Je dis aussi aux citoyens que leur immixtion démocratique est leur seul véritable instrument pour changer la donne. Nous entendons les aider à modifier eux-mêmes le cours des choses au sein de leurs entreprises ou avec leurs associations. Leurs interventions multiples, jusqu’à celles portant sur les décisions les plus cruciales, sont là encore le plus sûr moyen de déconstruire les discours de démagogie et de haine de l’AfD.

Nos engagements antiracistes ne sont pas négociables. Et cela d’autant plus que nous avons objectivement besoin de l’immigration. Nous souffrons d’un manque de main-d’œuvre avéré dans certains secteurs. Là aussi, le Land s’investit. Il s’inscrit dans une culture de bienvenue et d’accueil digne des migrants, en allant jusqu’à passer des partenariats avec certains de leurs pays d’origine.

Il n’empêche, Björn Höcke, le chef de file de l’AfD en Thuringe, multiplie les surenchères nationalistes et xénophobes.

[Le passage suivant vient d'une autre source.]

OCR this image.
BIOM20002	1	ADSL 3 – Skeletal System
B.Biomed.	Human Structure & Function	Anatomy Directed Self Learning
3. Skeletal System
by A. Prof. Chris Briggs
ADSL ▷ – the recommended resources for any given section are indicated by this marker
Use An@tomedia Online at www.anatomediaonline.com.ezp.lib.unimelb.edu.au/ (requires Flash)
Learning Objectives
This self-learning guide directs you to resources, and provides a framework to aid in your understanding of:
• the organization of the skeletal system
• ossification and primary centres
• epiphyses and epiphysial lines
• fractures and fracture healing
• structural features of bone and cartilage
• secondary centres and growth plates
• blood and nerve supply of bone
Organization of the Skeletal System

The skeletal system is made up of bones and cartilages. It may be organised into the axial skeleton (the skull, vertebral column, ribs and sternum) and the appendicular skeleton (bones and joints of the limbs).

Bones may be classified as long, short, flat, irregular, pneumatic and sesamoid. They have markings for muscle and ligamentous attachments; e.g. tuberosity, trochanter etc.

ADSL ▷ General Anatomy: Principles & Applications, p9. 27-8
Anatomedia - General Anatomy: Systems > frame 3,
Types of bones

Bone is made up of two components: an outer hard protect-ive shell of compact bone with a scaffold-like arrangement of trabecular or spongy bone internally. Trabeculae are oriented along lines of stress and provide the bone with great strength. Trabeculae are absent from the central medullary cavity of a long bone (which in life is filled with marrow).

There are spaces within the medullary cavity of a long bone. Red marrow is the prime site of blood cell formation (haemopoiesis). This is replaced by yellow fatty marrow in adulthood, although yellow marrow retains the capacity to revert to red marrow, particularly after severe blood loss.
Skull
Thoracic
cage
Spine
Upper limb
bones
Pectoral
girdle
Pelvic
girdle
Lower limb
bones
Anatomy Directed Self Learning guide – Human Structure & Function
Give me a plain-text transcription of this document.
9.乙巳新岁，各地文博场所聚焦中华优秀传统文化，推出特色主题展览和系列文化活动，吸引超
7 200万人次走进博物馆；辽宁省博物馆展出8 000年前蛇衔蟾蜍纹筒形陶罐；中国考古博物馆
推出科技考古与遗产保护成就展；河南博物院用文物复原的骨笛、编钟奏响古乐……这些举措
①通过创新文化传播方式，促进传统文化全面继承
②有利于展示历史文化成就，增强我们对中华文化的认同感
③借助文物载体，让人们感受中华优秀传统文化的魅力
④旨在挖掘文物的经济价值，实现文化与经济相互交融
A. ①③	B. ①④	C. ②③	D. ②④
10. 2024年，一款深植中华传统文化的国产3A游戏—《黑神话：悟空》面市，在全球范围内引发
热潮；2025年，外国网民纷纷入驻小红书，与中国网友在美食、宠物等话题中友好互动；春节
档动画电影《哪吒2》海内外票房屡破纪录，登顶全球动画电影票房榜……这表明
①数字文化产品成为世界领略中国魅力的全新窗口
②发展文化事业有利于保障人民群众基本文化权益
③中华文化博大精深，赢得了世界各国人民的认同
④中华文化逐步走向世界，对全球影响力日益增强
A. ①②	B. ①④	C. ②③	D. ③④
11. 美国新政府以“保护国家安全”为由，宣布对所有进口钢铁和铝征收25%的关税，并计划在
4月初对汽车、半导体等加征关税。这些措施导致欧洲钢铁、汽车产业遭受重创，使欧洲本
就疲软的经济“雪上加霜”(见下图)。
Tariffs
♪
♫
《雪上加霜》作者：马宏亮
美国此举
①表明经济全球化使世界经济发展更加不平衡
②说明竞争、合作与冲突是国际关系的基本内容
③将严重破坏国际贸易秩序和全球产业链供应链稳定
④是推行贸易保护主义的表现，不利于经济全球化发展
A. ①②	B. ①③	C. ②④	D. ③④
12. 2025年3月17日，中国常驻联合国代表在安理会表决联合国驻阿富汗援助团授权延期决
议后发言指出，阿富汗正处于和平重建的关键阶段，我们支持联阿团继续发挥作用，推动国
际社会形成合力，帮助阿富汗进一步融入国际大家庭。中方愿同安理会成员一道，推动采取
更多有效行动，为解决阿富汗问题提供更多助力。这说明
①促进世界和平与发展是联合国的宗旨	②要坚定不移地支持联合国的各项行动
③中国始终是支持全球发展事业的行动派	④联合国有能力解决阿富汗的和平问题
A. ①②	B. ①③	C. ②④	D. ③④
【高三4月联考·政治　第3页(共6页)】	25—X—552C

Il est même l’un de ceux qui travaillent ouvertement à la banalisation du Troisième Reich…

Bodo Ramelow Erfurt, la capitale du Land de Thuringe, porte encore de nombreux stigmates de la terreur brune. L’un des bâtiments qui abrite le Landtag (assemblée du Land) fut ainsi jadis le siège de la Gestapo. Le camp de Buchenwald est à quelques dizaines de kilomètres et une ex-entreprise de la cité Topf und Sohn (Topf et fils) s’est rendue célèbre de la plus sinistre des manières en fabriquant les fours qui ont équipé les crématoires d’Auschwitz. Nous n’avons pas le droit de l’oublier. Nous nous engageons à chaque fois pour faire émerger la mémoire de ces tristes lieux. Nous nous battons pour que chacun d’eux puisse éclairer les plus jeunes générations sur l’incommensurable horreur du régime national-socialiste.

Quant à monsieur Höcke, c’est simple : un tribunal allemand vient de le débouter d’une plainte en diffamation. On peut le traiter de fasciste. J’en déduis qu’il devrait être exclu de toute controverse et bien davantage encore du débat démocratique.